O enredo é, provavelmente, o ponto mais alto e forte de todo o livro. Tendo acção num Planeta Terra 129 anos mais avançado que o nosso actual, concentra-se na vida corrente de um grupo de rapazes e raparigas indesejados – os Excedentes – que, ao nascerem fora das leis do Pacto assinado pelos seus progenitores, os torna automaticamente ilegítimos de sobrevivência. Assim, estes jovens não têm outra escolha que não passarem os seus dias em casas correctivas para Excedentes, neste caso, Grange Hall, onde, à base de regras muito especificas e privações físicas, são ensinados a tornarem-se Úteis.
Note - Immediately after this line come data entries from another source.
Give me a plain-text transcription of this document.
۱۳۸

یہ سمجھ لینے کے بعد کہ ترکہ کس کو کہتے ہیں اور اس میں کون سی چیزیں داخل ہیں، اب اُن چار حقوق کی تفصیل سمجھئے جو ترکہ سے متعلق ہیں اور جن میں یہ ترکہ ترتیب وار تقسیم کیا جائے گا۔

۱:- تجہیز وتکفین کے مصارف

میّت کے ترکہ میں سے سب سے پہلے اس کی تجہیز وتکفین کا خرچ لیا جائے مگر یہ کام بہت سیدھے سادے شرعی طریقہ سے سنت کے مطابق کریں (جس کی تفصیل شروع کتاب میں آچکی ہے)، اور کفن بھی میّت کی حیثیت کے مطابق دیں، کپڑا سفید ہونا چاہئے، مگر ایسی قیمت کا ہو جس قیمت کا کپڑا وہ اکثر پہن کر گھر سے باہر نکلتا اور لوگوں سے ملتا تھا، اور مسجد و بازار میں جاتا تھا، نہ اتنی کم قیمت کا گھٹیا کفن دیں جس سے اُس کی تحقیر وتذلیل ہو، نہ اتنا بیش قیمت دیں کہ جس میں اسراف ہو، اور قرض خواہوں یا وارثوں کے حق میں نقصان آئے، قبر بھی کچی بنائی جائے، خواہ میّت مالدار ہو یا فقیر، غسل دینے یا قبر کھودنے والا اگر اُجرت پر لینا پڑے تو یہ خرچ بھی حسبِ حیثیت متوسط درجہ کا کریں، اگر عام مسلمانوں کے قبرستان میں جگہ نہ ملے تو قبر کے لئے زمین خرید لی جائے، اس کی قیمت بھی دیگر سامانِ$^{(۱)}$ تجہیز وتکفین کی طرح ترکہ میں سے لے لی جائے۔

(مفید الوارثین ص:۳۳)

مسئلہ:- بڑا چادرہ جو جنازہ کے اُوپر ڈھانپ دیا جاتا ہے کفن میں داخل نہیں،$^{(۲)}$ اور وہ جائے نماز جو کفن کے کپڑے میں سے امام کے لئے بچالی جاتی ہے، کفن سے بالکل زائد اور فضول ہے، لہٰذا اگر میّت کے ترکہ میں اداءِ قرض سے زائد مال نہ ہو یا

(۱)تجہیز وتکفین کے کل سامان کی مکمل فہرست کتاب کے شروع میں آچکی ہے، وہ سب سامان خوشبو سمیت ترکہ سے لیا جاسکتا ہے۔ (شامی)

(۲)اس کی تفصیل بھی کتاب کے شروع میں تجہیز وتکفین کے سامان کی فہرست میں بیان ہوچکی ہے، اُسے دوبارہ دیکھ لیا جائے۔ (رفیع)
Só que Úteis, nesta espectacular trama é, basicamente, sinónimo de escravos – escravos dos Legítimos, ou seja, de todos aqueles que, há muitos anos atrás, começaram a tomar Longevidade por forma a não perecerem e, desse modo, converterem-se em imortais.
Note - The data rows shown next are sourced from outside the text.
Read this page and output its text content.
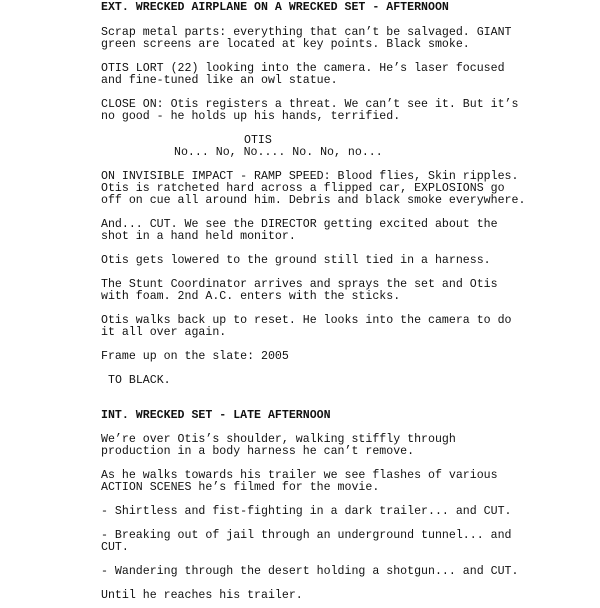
EXT. WRECKED AIRPLANE ON A WRECKED SET - AFTERNOON
Scrap metal parts: everything that can’t be salvaged. GIANT
green screens are located at key points. Black smoke.
OTIS LORT (22) looking into the camera. He’s laser focused
and fine-tuned like an owl statue.
CLOSE ON: Otis registers a threat. We can’t see it. But it’s
no good - he holds up his hands, terrified.
OTIS
No... No, No.... No. No, no...
ON INVISIBLE IMPACT - RAMP SPEED: Blood flies, Skin ripples.
Otis is ratcheted hard across a flipped car, EXPLOSIONS go
off on cue all around him. Debris and black smoke everywhere.
And... CUT. We see the DIRECTOR getting excited about the
shot in a hand held monitor.
Otis gets lowered to the ground still tied in a harness.
The Stunt Coordinator arrives and sprays the set and Otis
with foam. 2nd A.C. enters with the sticks.
Otis walks back up to reset. He looks into the camera to do
it all over again.
Frame up on the slate: 2005
TO BLACK.
INT. WRECKED SET - LATE AFTERNOON
We’re over Otis’s shoulder, walking stiffly through
production in a body harness he can’t remove.
As he walks towards his trailer we see flashes of various
ACTION SCENES he’s filmed for the movie.
- Shirtless and fist-fighting in a dark trailer... and CUT.
- Breaking out of jail through an underground tunnel... and
CUT.
- Wandering through the desert holding a shotgun... and CUT.
Until he reaches his trailer.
Seguindo as passadas da Excedente Anna, o leitor é levado até às revoltantes profundezas de Grange Hall onde nem sequer um pingo de humanidade ou carinho é passível de ser encontrado. De cérebro lavado, as atitudes de Anna somente se alteram após a chegada de um novo Pendente (um Excedente mais velho), Peter, que, no seu íntimo, guarda o segredo de ter entrado em Grange Hall com o intuito de fugir de lá com ela, Anna.
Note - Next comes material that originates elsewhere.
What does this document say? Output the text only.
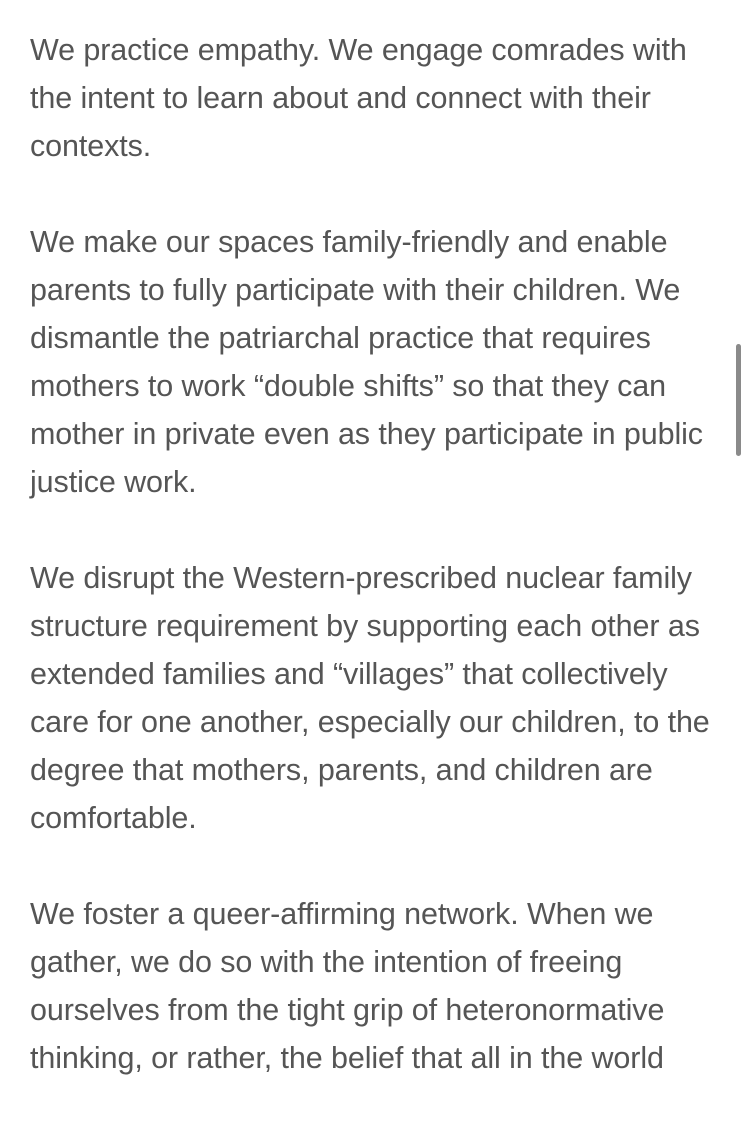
We practice empathy. We engage comrades with the intent to learn about and connect with their contexts.

We make our spaces family-friendly and enable parents to fully participate with their children. We dismantle the patriarchal practice that requires mothers to work “double shifts” so that they can mother in private even as they participate in public justice work.

We disrupt the Western-prescribed nuclear family structure requirement by supporting each other as extended families and “villages” that collectively care for one another, especially our children, to the degree that mothers, parents, and children are comfortable.

We foster a queer-affirming network. When we gather, we do so with the intention of freeing ourselves from the tight grip of heteronormative thinking, or rather, the belief that all in the world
A mentalidade que envolve toda a história é, no mínimo, repugnante. Fazendo uso de uma politica completamente fora de série onde ser-se pai e mãe pode levar à prisão e onde ser-se criança constitui crime, O Pacto apresenta uma possível versão futurista do molde de uma sociedade face a oportunidade de vida eterna. Porém, quem seria capaz de lutar contra o sistema e assim renunciar o infinito por forma a poder trazer uma nova luz ao mundo? E quem combateria a favor do conhecimento perpétuo por puro medo da morte, do fim? Mas, e mais importante ainda, o que seria de um Planeta Terra de si já em perigo quando os seus níveis de subsistência atingissem um patamar incontornável? Estas são algumas das questões importantes levantadas ao longo deste romance juvenil, que, uma vez mais, acho demasiado desenvolvido e pertinente para as mentes mais novas. Não tenho dúvidas de estar perante um livro jovem escrito para adultos...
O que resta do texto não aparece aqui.